As written, the lock has the property that if a writer is waiting for the locks, new readers can't come in and block it indefinitely.  Instead the readers wait until all the other readers drain, and the writer gets its turn.  The lock is unfair in the sense that when a lock is released it is not guaranteed that the first waiter gets the lock.   Thus starvation is possible (however unlikely).  It turns out that fairness causes performance issues (I will discuss in a later blog), so the current unfair protocol has better performance characteristics in almost all cases.   It is not too hard to change the implementation to be fair, and I might take that up in a later blog (please request it if you are interested).  

The lock as written is also not reentrant.  It is relatively easy and efficient to add this (although it is not clear this feature is a good idea), and I show how to do that too (please request it if you are interested). 

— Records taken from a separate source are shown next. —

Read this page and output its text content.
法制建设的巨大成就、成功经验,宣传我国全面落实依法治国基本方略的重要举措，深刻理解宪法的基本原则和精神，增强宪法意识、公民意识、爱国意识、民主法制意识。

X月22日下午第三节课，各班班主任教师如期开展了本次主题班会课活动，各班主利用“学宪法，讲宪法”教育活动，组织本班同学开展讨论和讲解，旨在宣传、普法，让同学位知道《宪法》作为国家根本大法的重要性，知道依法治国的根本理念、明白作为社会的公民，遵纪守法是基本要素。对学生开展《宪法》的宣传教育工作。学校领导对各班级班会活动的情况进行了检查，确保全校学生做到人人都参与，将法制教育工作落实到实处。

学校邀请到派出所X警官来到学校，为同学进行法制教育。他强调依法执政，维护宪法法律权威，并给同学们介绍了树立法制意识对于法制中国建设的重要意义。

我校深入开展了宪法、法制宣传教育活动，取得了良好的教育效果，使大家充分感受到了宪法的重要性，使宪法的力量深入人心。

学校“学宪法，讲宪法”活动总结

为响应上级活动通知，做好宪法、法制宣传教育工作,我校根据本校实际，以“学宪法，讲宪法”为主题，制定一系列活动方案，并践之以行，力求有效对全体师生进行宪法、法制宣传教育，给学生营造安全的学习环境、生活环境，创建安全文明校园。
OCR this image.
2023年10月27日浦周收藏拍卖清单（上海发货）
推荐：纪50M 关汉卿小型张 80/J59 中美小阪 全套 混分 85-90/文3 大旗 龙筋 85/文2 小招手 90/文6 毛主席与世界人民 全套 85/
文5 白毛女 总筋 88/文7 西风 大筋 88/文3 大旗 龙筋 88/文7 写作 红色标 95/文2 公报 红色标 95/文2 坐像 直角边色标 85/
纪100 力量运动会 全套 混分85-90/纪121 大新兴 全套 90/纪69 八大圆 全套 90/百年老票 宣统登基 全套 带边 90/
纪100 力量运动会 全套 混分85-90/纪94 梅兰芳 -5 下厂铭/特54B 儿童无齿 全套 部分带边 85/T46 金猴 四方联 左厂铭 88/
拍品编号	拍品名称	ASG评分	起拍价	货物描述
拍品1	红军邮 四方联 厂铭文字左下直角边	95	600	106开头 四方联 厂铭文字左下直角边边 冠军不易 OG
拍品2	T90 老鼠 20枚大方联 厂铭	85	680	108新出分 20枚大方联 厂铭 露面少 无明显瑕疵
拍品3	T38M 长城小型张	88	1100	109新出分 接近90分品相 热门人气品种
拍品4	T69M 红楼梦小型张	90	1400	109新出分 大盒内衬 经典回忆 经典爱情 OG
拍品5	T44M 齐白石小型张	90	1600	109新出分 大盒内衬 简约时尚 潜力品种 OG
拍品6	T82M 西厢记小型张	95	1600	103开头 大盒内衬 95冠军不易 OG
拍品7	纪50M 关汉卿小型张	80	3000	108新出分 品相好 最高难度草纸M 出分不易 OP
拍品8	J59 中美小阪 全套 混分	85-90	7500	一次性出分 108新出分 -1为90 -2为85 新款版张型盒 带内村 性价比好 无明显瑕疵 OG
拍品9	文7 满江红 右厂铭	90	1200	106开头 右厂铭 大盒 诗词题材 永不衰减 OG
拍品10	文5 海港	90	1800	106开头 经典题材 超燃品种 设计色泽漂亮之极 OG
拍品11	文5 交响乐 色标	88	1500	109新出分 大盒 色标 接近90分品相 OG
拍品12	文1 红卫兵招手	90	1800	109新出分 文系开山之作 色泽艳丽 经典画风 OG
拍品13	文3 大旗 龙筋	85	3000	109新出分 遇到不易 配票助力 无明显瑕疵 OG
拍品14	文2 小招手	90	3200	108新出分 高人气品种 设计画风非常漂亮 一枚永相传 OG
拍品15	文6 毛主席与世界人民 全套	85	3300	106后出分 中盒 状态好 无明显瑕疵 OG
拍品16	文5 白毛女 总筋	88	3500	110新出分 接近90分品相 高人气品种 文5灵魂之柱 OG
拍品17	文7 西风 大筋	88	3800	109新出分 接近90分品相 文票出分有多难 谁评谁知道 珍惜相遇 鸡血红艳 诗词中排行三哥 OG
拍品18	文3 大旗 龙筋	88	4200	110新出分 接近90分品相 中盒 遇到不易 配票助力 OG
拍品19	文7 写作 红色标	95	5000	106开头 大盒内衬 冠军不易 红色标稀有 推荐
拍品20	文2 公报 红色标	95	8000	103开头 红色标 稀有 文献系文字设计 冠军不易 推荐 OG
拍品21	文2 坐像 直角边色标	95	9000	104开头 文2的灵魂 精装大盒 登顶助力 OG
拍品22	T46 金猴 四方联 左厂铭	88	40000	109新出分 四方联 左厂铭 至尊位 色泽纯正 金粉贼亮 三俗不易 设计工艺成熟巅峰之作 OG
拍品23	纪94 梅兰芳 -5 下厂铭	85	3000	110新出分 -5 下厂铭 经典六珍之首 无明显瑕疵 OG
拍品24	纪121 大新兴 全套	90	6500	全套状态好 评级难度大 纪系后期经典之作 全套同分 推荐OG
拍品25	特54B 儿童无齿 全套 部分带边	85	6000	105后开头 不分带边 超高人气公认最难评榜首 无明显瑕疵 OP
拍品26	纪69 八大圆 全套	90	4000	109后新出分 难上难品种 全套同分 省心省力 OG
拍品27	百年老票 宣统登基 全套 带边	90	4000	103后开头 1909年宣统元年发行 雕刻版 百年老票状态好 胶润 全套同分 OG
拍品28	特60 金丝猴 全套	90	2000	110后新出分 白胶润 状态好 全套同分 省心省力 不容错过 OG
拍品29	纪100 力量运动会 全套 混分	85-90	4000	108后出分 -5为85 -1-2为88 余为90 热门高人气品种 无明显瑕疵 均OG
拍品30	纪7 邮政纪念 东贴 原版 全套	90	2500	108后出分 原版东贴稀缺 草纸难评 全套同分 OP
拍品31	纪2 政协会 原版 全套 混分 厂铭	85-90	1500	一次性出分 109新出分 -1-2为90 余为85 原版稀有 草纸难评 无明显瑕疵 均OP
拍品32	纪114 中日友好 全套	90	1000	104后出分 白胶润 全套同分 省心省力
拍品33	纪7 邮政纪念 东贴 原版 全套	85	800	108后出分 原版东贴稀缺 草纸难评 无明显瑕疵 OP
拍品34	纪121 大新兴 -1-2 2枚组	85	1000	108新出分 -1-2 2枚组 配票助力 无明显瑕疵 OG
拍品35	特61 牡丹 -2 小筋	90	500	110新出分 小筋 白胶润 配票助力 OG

The code is really worth looking at carefully and I encourage you to do so.  It is small enough that you can understand the intent quickly, but there are many scenarios to think about.  

Recap

What are the take-aways?

  1. Use reader-writer locks as suggested in my first article.  If lock perf is a problem, take the implementation here as a 'drop in' replacement for the .NET System.ReaderWriterLock.  Feel free to use this implementation until Microsoft fixes the version in its library. 
  2. Spin-locks are a really valuable low lock technique.   There were used here to make a clean, simple but efficient reader-writer lock written competely in managed code.   This lock is significantlysimpler than most implementations I have seen, yet is clost to optimal.  The reason for this is that the use of spin locks GREATLY simplifies the design and analysis of the lock, without sacrificing performance.   Feel free to use the Spin lock implementation show here to make other high performance concurrent constructs. 
  3. Even something as simple as a Reader-Writer lock has subtleties about its behavior (especially when you factor in performance concerns).   Keeping it simple really pays off here.